В коридоре раздался какой-то шум, а через мгновение в дверном проеме мелькнула чья-то спина.
Кабар Ястреб, выполняющий обязанности Ваги со дня отъезда последнего, мгновенно подобрался, на всякий случай перетек поближе к дверям, узнал в носильщиках своих соплеменников и слегка расслабился. А вот Неддар неожиданно для себя напрягся. Подумав, что с такой заботой о его безопасности он скоро забудет, как выглядят настоящие вейнарцы.
Впрочем, стоило воинам повесить картину на стену и потянуться к скрывающему ее покрывалу, как мысли об изменении режима охраны куда-то испарились, уступив место страху за свою эйди'но'иару:
— Уарс !!!
Оба хейсара тут же застыли. Потом повернулись к Неддару и, повинуясь его жесту, торопливо вышли в коридор.
С трудом дождавшись, пока Ястреб закроет за ними дверь, Латирдан вскочил с кресла, подошел к камину, встал на цыпочки и самолично стянул с портрета скрывавшую его ткань.
Один взгляд на подарок барона Дамира — и Неддар ошарашенно закусил ус: вместо предписываемого неписанными законами платья родовых цветов баронесса Кейвази оказалась облачена в араллух и ансы; вместо того, чтобы восседать на пуфике или в кресле, полулежала на диване; вместо того, чтобы бесстрастно смотреть вдаль, смотрела на Неддара. И улыбалась. Ласково и многообещающе.
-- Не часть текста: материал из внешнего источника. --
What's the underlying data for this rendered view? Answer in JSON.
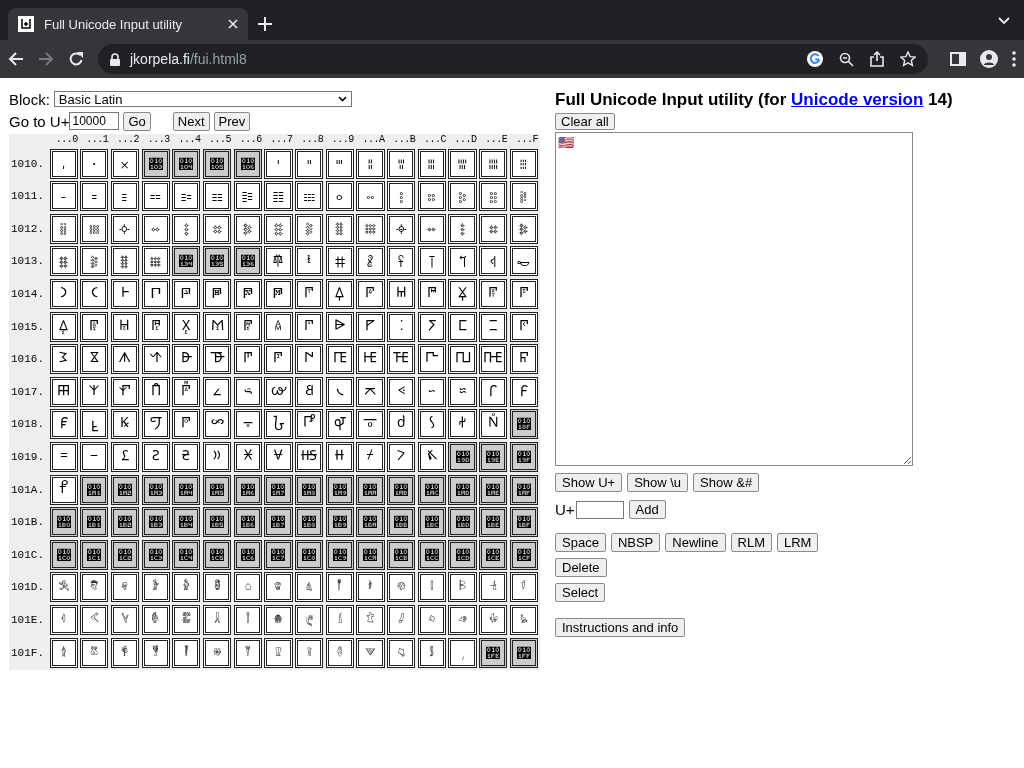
{
  "browser": {
    "tab": {
      "title": "Full Unicode Input utility",
      "selected": true
    },
    "url": {
      "host": "jkorpela.fi",
      "path": "/fui.html8"
    }
  },
  "controls": {
    "block_label": "Block:",
    "block_value": "Basic Latin",
    "goto_label": "Go to U+",
    "goto_value": "10000",
    "buttons": [
      "Go",
      "Next",
      "Prev"
    ]
  },
  "grid": {
    "columns": [
      "...0",
      "...1",
      "...2",
      "...3",
      "...4",
      "...5",
      "...6",
      "...7",
      "...8",
      "...9",
      "...A",
      "...B",
      "...C",
      "...D",
      "...E",
      "...F"
    ],
    "rows": [
      {
        "label": "1010.",
        "cells": [
          {
            "char": "𐄀",
            "assigned": true
          },
          {
            "char": "𐄁",
            "assigned": true
          },
          {
            "char": "𐄂",
            "assigned": true
          },
          {
            "char": "𐄃",
            "assigned": false
          },
          {
            "char": "𐄄",
            "assigned": false
          },
          {
            "char": "𐄅",
            "assigned": false
          },
          {
            "char": "𐄆",
            "assigned": false
          },
          {
            "char": "𐄇",
            "assigned": true
          },
          {
            "char": "𐄈",
            "assigned": true
          },
          {
            "char": "𐄉",
            "assigned": true
          },
          {
            "char": "𐄊",
            "assigned": true
          },
          {
            "char": "𐄋",
            "assigned": true
          },
          {
            "char": "𐄌",
            "assigned": true
          },
          {
            "char": "𐄍",
            "assigned": true
          },
          {
            "char": "𐄎",
            "assigned": true
          },
          {
            "char": "𐄏",
            "assigned": true
          }
        ]
      },
      {
        "label": "1011.",
        "cells": [
          {
            "char": "𐄐",
            "assigned": true
          },
          {
            "char": "𐄑",
            "assigned": true
          },
          {
            "char": "𐄒",
            "assigned": true
          },
          {
            "char": "𐄓",
            "assigned": true
          },
          {
            "char": "𐄔",
            "assigned": true
          },
          {
            "char": "𐄕",
            "assigned": true
          },
          {
            "char": "𐄖",
            "assigned": true
          },
          {
            "char": "𐄗",
            "assigned": true
          },
          {
            "char": "𐄘",
            "assigned": true
          },
          {
            "char": "𐄙",
            "assigned": true
          },
          {
            "char": "𐄚",
            "assigned": true
          },
          {
            "char": "𐄛",
            "assigned": true
          },
          {
            "char": "𐄜",
            "assigned": true
          },
          {
            "char": "𐄝",
            "assigned": true
          },
          {
            "char": "𐄞",
            "assigned": true
          },
          {
            "char": "𐄟",
            "assigned": true
          }
        ]
      },
      {
        "label": "1012.",
        "cells": [
          {
            "char": "𐄠",
            "assigned": true
          },
          {
            "char": "𐄡",
            "assigned": true
          },
          {
            "char": "𐄢",
            "assigned": true
          },
          {
            "char": "𐄣",
            "assigned": true
          },
          {
            "char": "𐄤",
            "assigned": true
          },
          {
            "char": "𐄥",
            "assigned": true
          },
          {
            "char": "𐄦",
            "assigned": true
          },
          {
            "char": "𐄧",
            "assigned": true
          },
          {
            "char": "𐄨",
            "assigned": true
          },
          {
            "char": "𐄩",
            "assigned": true
          },
          {
            "char": "𐄪",
            "assigned": true
          },
          {
            "char": "𐄫",
            "assigned": true
          },
          {
            "char": "𐄬",
            "assigned": true
          },
          {
            "char": "𐄭",
            "assigned": true
          },
          {
            "char": "𐄮",
            "assigned": true
          },
          {
            "char": "𐄯",
            "assigned": true
          }
        ]
      },
      {
        "label": "1013.",
        "cells": [
          {
            "char": "𐄰",
            "assigned": true
          },
          {
            "char": "𐄱",
            "assigned": true
          },
          {
            "char": "𐄲",
            "assigned": true
          },
          {
            "char": "𐄳",
            "assigned": true
          },
          {
            "char": "𐄴",
            "assigned": false
          },
          {
            "char": "𐄵",
            "assigned": false
          },
          {
            "char": "𐄶",
            "assigned": false
          },
          {
            "char": "𐄷",
            "assigned": true
          },
          {
            "char": "𐄸",
            "assigned": true
          },
          {
            "char": "𐄹",
            "assigned": true
          },
          {
            "char": "𐄺",
            "assigned": true
          },
          {
            "char": "𐄻",
            "assigned": true
          },
          {
            "char": "𐄼",
            "assigned": true
          },
          {
            "char": "𐄽",
            "assigned": true
          },
          {
            "char": "𐄾",
            "assigned": true
          },
          {
            "char": "𐄿",
            "assigned": true
          }
        ]
      },
      {
        "label": "1014.",
        "cells": [
          {
            "char": "𐅀",
            "assigned": true
          },
          {
            "char": "𐅁",
            "assigned": true
          },
          {
            "char": "𐅂",
            "assigned": true
          },
          {
            "char": "𐅃",
            "assigned": true
          },
          {
            "char": "𐅄",
            "assigned": true
          },
          {
            "char": "𐅅",
            "assigned": true
          },
          {
            "char": "𐅆",
            "assigned": true
          },
          {
            "char": "𐅇",
            "assigned": true
          },
          {
            "char": "𐅈",
            "assigned": true
          },
          {
            "char": "𐅉",
            "assigned": true
          },
          {
            "char": "𐅊",
            "assigned": true
          },
          {
            "char": "𐅋",
            "assigned": true
          },
          {
            "char": "𐅌",
            "assigned": true
          },
          {
            "char": "𐅍",
            "assigned": true
          },
          {
            "char": "𐅎",
            "assigned": true
          },
          {
            "char": "𐅏",
            "assigned": true
          }
        ]
      },
      {
        "label": "1015.",
        "cells": [
          {
            "char": "𐅐",
            "assigned": true
          },
          {
            "char": "𐅑",
            "assigned": true
          },
          {
            "char": "𐅒",
            "assigned": true
          },
          {
            "char": "𐅓",
            "assigned": true
          },
          {
            "char": "𐅔",
            "assigned": true
          },
          {
            "char": "𐅕",
            "assigned": true
          },
          {
            "char": "𐅖",
            "assigned": true
          },
          {
            "char": "𐅗",
            "assigned": true
          },
          {
            "char": "𐅘",
            "assigned": true
          },
          {
            "char": "𐅙",
            "assigned": true
          },
          {
            "char": "𐅚",
            "assigned": true
          },
          {
            "char": "𐅛",
            "assigned": true
          },
          {
            "char": "𐅜",
            "assigned": true
          },
          {
            "char": "𐅝",
            "assigned": true
          },
          {
            "char": "𐅞",
            "assigned": true
          },
          {
            "char": "𐅟",
            "assigned": true
          }
        ]
      },
      {
        "label": "1016.",
        "cells": [
          {
            "char": "𐅠",
            "assigned": true
          },
          {
            "char": "𐅡",
            "assigned": true
          },
          {
            "char": "𐅢",
            "assigned": true
          },
          {
            "char": "𐅣",
            "assigned": true
          },
          {
            "char": "𐅤",
            "assigned": true
          },
          {
            "char": "𐅥",
            "assigned": true
          },
          {
            "char": "𐅦",
            "assigned": true
          },
          {
            "char": "𐅧",
            "assigned": true
          },
          {
            "char": "𐅨",
            "assigned": true
          },
          {
            "char": "𐅩",
            "assigned": true
          },
          {
            "char": "𐅪",
            "assigned": true
          },
          {
            "char": "𐅫",
            "assigned": true
          },
          {
            "char": "𐅬",
            "assigned": true
          },
          {
            "char": "𐅭",
            "assigned": true
          },
          {
            "char": "𐅮",
            "assigned": true
          },
          {
            "char": "𐅯",
            "assigned": true
          }
        ]
      },
      {
        "label": "1017.",
        "cells": [
          {
            "char": "𐅰",
            "assigned": true
          },
          {
            "char": "𐅱",
            "assigned": true
          },
          {
            "char": "𐅲",
            "assigned": true
          },
          {
            "char": "𐅳",
            "assigned": true
          },
          {
            "char": "𐅴",
            "assigned": true
          },
          {
            "char": "𐅵",
            "assigned": true
          },
          {
            "char": "𐅶",
            "assigned": true
          },
          {
            "char": "𐅷",
            "assigned": true
          },
          {
            "char": "𐅸",
            "assigned": true
          },
          {
            "char": "𐅹",
            "assigned": true
          },
          {
            "char": "𐅺",
            "assigned": true
          },
          {
            "char": "𐅻",
            "assigned": true
          },
          {
            "char": "𐅼",
            "assigned": true
          },
          {
            "char": "𐅽",
            "assigned": true
          },
          {
            "char": "𐅾",
            "assigned": true
          },
          {
            "char": "𐅿",
            "assigned": true
          }
        ]
      },
      {
        "label": "1018.",
        "cells": [
          {
            "char": "𐆀",
            "assigned": true
          },
          {
            "char": "𐆁",
            "assigned": true
          },
          {
            "char": "𐆂",
            "assigned": true
          },
          {
            "char": "𐆃",
            "assigned": true
          },
          {
            "char": "𐆄",
            "assigned": true
          },
          {
            "char": "𐆅",
            "assigned": true
          },
          {
            "char": "𐆆",
            "assigned": true
          },
          {
            "char": "𐆇",
            "assigned": true
          },
          {
            "char": "𐆈",
            "assigned": true
          },
          {
            "char": "𐆉",
            "assigned": true
          },
          {
            "char": "𐆊",
            "assigned": true
          },
          {
            "char": "𐆋",
            "assigned": true
          },
          {
            "char": "𐆌",
            "assigned": true
          },
          {
            "char": "𐆍",
            "assigned": true
          },
          {
            "char": "𐆎",
            "assigned": true
          },
          {
            "char": "𐆏",
            "assigned": false
          }
        ]
      },
      {
        "label": "1019.",
        "cells": [
          {
            "char": "𐆐",
            "assigned": true
          },
          {
            "char": "𐆑",
            "assigned": true
          },
          {
            "char": "𐆒",
            "assigned": true
          },
          {
            "char": "𐆓",
            "assigned": true
          },
          {
            "char": "𐆔",
            "assigned": true
          },
          {
            "char": "𐆕",
            "assigned": true
          },
          {
            "char": "𐆖",
            "assigned": true
          },
          {
            "char": "𐆗",
            "assigned": true
          },
          {
            "char": "𐆘",
            "assigned": true
          },
          {
            "char": "𐆙",
            "assigned": true
          },
          {
            "char": "𐆚",
            "assigned": true
          },
          {
            "char": "𐆛",
            "assigned": true
          },
          {
            "char": "𐆜",
            "assigned": true
          },
          {
            "char": "𐆝",
            "assigned": false
          },
          {
            "char": "𐆞",
            "assigned": false
          },
          {
            "char": "𐆟",
            "assigned": false
          }
        ]
      },
      {
        "label": "101A.",
        "cells": [
          {
            "char": "𐆠",
            "assigned": true
          },
          {
            "char": "𐆡",
            "assigned": false
          },
          {
            "char": "𐆢",
            "assigned": false
          },
          {
            "char": "𐆣",
            "assigned": false
          },
          {
            "char": "𐆤",
            "assigned": false
          },
          {
            "char": "𐆥",
            "assigned": false
          },
          {
            "char": "𐆦",
            "assigned": false
          },
          {
            "char": "𐆧",
            "assigned": false
          },
          {
            "char": "𐆨",
            "assigned": false
          },
          {
            "char": "𐆩",
            "assigned": false
          },
          {
            "char": "𐆪",
            "assigned": false
          },
          {
            "char": "𐆫",
            "assigned": false
          },
          {
            "char": "𐆬",
            "assigned": false
          },
          {
            "char": "𐆭",
            "assigned": false
          },
          {
            "char": "𐆮",
            "assigned": false
          },
          {
            "char": "𐆯",
            "assigned": false
          }
        ]
      },
      {
        "label": "101B.",
        "cells": [
          {
            "char": "𐆰",
            "assigned": false
          },
          {
            "char": "𐆱",
            "assigned": false
          },
          {
            "char": "𐆲",
            "assigned": false
          },
          {
            "char": "𐆳",
            "assigned": false
          },
          {
            "char": "𐆴",
            "assigned": false
          },
          {
            "char": "𐆵",
            "assigned": false
          },
          {
            "char": "𐆶",
            "assigned": false
          },
          {
            "char": "𐆷",
            "assigned": false
          },
          {
            "char": "𐆸",
            "assigned": false
          },
          {
            "char": "𐆹",
            "assigned": false
          },
          {
            "char": "𐆺",
            "assigned": false
          },
          {
            "char": "𐆻",
            "assigned": false
          },
          {
            "char": "𐆼",
            "assigned": false
          },
          {
            "char": "𐆽",
            "assigned": false
          },
          {
            "char": "𐆾",
            "assigned": false
          },
          {
            "char": "𐆿",
            "assigned": false
          }
        ]
      },
      {
        "label": "101C.",
        "cells": [
          {
            "char": "𐇀",
            "assigned": false
          },
          {
            "char": "𐇁",
            "assigned": false
          },
          {
            "char": "𐇂",
            "assigned": false
          },
          {
            "char": "𐇃",
            "assigned": false
          },
          {
            "char": "𐇄",
            "assigned": false
          },
          {
            "char": "𐇅",
            "assigned": false
          },
          {
            "char": "𐇆",
            "assigned": false
          },
          {
            "char": "𐇇",
            "assigned": false
          },
          {
            "char": "𐇈",
            "assigned": false
          },
          {
            "char": "𐇉",
            "assigned": false
          },
          {
            "char": "𐇊",
            "assigned": false
          },
          {
            "char": "𐇋",
            "assigned": false
          },
          {
            "char": "𐇌",
            "assigned": false
          },
          {
            "char": "𐇍",
            "assigned": false
          },
          {
            "char": "𐇎",
            "assigned": false
          },
          {
            "char": "𐇏",
            "assigned": false
          }
        ]
      },
      {
        "label": "101D.",
        "cells": [
          {
            "char": "𐇐",
            "assigned": true
          },
          {
            "char": "𐇑",
            "assigned": true
          },
          {
            "char": "𐇒",
            "assigned": true
          },
          {
            "char": "𐇓",
            "assigned": true
          },
          {
            "char": "𐇔",
            "assigned": true
          },
          {
            "char": "𐇕",
            "assigned": true
          },
          {
            "char": "𐇖",
            "assigned": true
          },
          {
            "char": "𐇗",
            "assigned": true
          },
          {
            "char": "𐇘",
            "assigned": true
          },
          {
            "char": "𐇙",
            "assigned": true
          },
          {
            "char": "𐇚",
            "assigned": true
          },
          {
            "char": "𐇛",
            "assigned": true
          },
          {
            "char": "𐇜",
            "assigned": true
          },
          {
            "char": "𐇝",
            "assigned": true
          },
          {
            "char": "𐇞",
            "assigned": true
          },
          {
            "char": "𐇟",
            "assigned": true
          }
        ]
      },
      {
        "label": "101E.",
        "cells": [
          {
            "char": "𐇠",
            "assigned": true
          },
          {
            "char": "𐇡",
            "assigned": true
          },
          {
            "char": "𐇢",
            "assigned": true
          },
          {
            "char": "𐇣",
            "assigned": true
          },
          {
            "char": "𐇤",
            "assigned": true
          },
          {
            "char": "𐇥",
            "assigned": true
          },
          {
            "char": "𐇦",
            "assigned": true
          },
          {
            "char": "𐇧",
            "assigned": true
          },
          {
            "char": "𐇨",
            "assigned": true
          },
          {
            "char": "𐇩",
            "assigned": true
          },
          {
            "char": "𐇪",
            "assigned": true
          },
          {
            "char": "𐇫",
            "assigned": true
          },
          {
            "char": "𐇬",
            "assigned": true
          },
          {
            "char": "𐇭",
            "assigned": true
          },
          {
            "char": "𐇮",
            "assigned": true
          },
          {
            "char": "𐇯",
            "assigned": true
          }
        ]
      },
      {
        "label": "101F.",
        "cells": [
          {
            "char": "𐇰",
            "assigned": true
          },
          {
            "char": "𐇱",
            "assigned": true
          },
          {
            "char": "𐇲",
            "assigned": true
          },
          {
            "char": "𐇳",
            "assigned": true
          },
          {
            "char": "𐇴",
            "assigned": true
          },
          {
            "char": "𐇵",
            "assigned": true
          },
          {
            "char": "𐇶",
            "assigned": true
          },
          {
            "char": "𐇷",
            "assigned": true
          },
          {
            "char": "𐇸",
            "assigned": true
          },
          {
            "char": "𐇹",
            "assigned": true
          },
          {
            "char": "𐇺",
            "assigned": true
          },
          {
            "char": "𐇻",
            "assigned": true
          },
          {
            "char": "𐇼",
            "assigned": true
          },
          {
            "char": "𐇽",
            "assigned": true
          },
          {
            "char": "𐇾",
            "assigned": false
          },
          {
            "char": "𐇿",
            "assigned": false
          }
        ]
      }
    ]
  },
  "tool": {
    "title_before": "Full Unicode Input utility (for ",
    "title_link": "Unicode version",
    "title_after": " 14)",
    "clear_button": "Clear all",
    "text_value": "🇺🇸",
    "button_rows": [
      {
        "kind": "buttons",
        "buttons": [
          "Show U+",
          "Show \\u",
          "Show &#"
        ]
      },
      {
        "kind": "code-entry",
        "label": "U+",
        "buttons": [
          "Add"
        ]
      },
      {
        "kind": "buttons",
        "buttons": [
          "Space",
          "NBSP",
          "Newline",
          "RLM",
          "LRM"
        ]
      },
      {
        "kind": "buttons",
        "buttons": [
          "Delete"
        ]
      },
      {
        "kind": "buttons",
        "buttons": [
          "Select"
        ]
      },
      {
        "kind": "buttons",
        "buttons": [
          "Instructions and info"
        ]
      }
    ]
  }
}
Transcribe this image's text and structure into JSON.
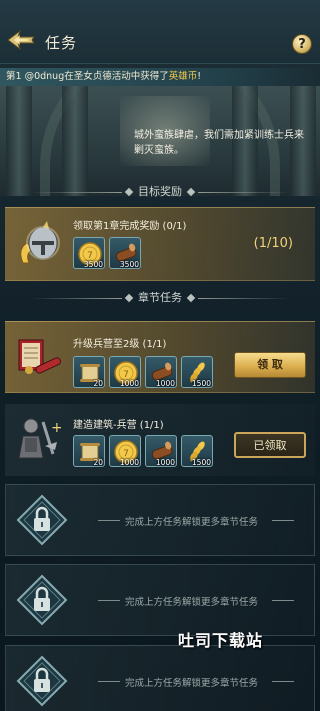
{
  "header": {
    "title": "任务",
    "help_label": "?",
    "back_icon": "back-arrow-icon",
    "help_icon": "help-icon"
  },
  "ticker": {
    "prefix": "第1 ",
    "player": "@0dnug",
    "middle": "在圣女贞德活动中获得了",
    "item": "英雄币",
    "suffix": "!"
  },
  "dialog": {
    "text": "城外蛮族肆虐，我们需加紧训练士兵来剿灭蛮族。"
  },
  "sections": {
    "target_reward": "目标奖励",
    "chapter_tasks": "章节任务"
  },
  "target_reward": {
    "label": "领取第1章完成奖励 (0/1)",
    "progress": "(1/10)",
    "rewards": [
      {
        "icon": "gold-coin-icon",
        "qty": "3500"
      },
      {
        "icon": "wood-log-icon",
        "qty": "3500"
      }
    ]
  },
  "tasks": [
    {
      "label": "升级兵营至2级 (1/1)",
      "icon": "barracks-scroll-icon",
      "button": "领 取",
      "rewards": [
        {
          "icon": "scroll-icon",
          "qty": "20"
        },
        {
          "icon": "gold-coin-icon",
          "qty": "1000"
        },
        {
          "icon": "wood-log-icon",
          "qty": "1000"
        },
        {
          "icon": "wheat-icon",
          "qty": "1500"
        }
      ]
    },
    {
      "label": "建造建筑-兵营 (1/1)",
      "icon": "soldier-icon",
      "button": "已领取",
      "rewards": [
        {
          "icon": "scroll-icon",
          "qty": "20"
        },
        {
          "icon": "gold-coin-icon",
          "qty": "1000"
        },
        {
          "icon": "wood-log-icon",
          "qty": "1000"
        },
        {
          "icon": "wheat-icon",
          "qty": "1500"
        }
      ]
    }
  ],
  "locked": [
    {
      "message": "完成上方任务解锁更多章节任务"
    },
    {
      "message": "完成上方任务解锁更多章节任务"
    },
    {
      "message": "完成上方任务解锁更多章节任务"
    }
  ],
  "watermark": "吐司下载站",
  "colors": {
    "gold_panel": "#8f7540",
    "accent_gold": "#f1d27a",
    "claim_button": "#d9ab4c",
    "background": "#0e1a22"
  }
}
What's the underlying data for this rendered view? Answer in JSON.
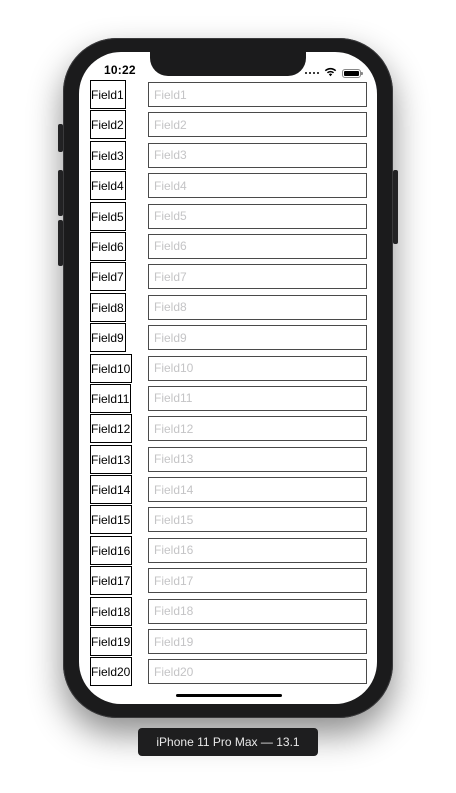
{
  "status_bar": {
    "time": "10:22",
    "icons": [
      "signal-icon",
      "wifi-icon",
      "battery-icon"
    ]
  },
  "form": {
    "rows": [
      {
        "label": "Field1",
        "value": "",
        "placeholder": "Field1"
      },
      {
        "label": "Field2",
        "value": "",
        "placeholder": "Field2"
      },
      {
        "label": "Field3",
        "value": "",
        "placeholder": "Field3"
      },
      {
        "label": "Field4",
        "value": "",
        "placeholder": "Field4"
      },
      {
        "label": "Field5",
        "value": "",
        "placeholder": "Field5"
      },
      {
        "label": "Field6",
        "value": "",
        "placeholder": "Field6"
      },
      {
        "label": "Field7",
        "value": "",
        "placeholder": "Field7"
      },
      {
        "label": "Field8",
        "value": "",
        "placeholder": "Field8"
      },
      {
        "label": "Field9",
        "value": "",
        "placeholder": "Field9"
      },
      {
        "label": "Field10",
        "value": "",
        "placeholder": "Field10"
      },
      {
        "label": "Field11",
        "value": "",
        "placeholder": "Field11"
      },
      {
        "label": "Field12",
        "value": "",
        "placeholder": "Field12"
      },
      {
        "label": "Field13",
        "value": "",
        "placeholder": "Field13"
      },
      {
        "label": "Field14",
        "value": "",
        "placeholder": "Field14"
      },
      {
        "label": "Field15",
        "value": "",
        "placeholder": "Field15"
      },
      {
        "label": "Field16",
        "value": "",
        "placeholder": "Field16"
      },
      {
        "label": "Field17",
        "value": "",
        "placeholder": "Field17"
      },
      {
        "label": "Field18",
        "value": "",
        "placeholder": "Field18"
      },
      {
        "label": "Field19",
        "value": "",
        "placeholder": "Field19"
      },
      {
        "label": "Field20",
        "value": "",
        "placeholder": "Field20"
      }
    ]
  },
  "device": {
    "caption": "iPhone 11 Pro Max — 13.1"
  },
  "colors": {
    "device_frame": "#1b1b1c",
    "screen_background": "#ffffff",
    "placeholder_text": "#c4c4c6",
    "caption_background": "#1e1e1f"
  }
}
Точно так же, как и в момент их расставания.
'Я буду по тебе скучать... — вглядываясь в изгиб ее губ, явственно услышал Латирдан. — И молить Бога-Воина, чтобы он дал тебе возможность приехать в Шаргайл как можно быстрее...'
'Приеду. Как только смогу... — так же, как тогда, мысленно ответил ей он.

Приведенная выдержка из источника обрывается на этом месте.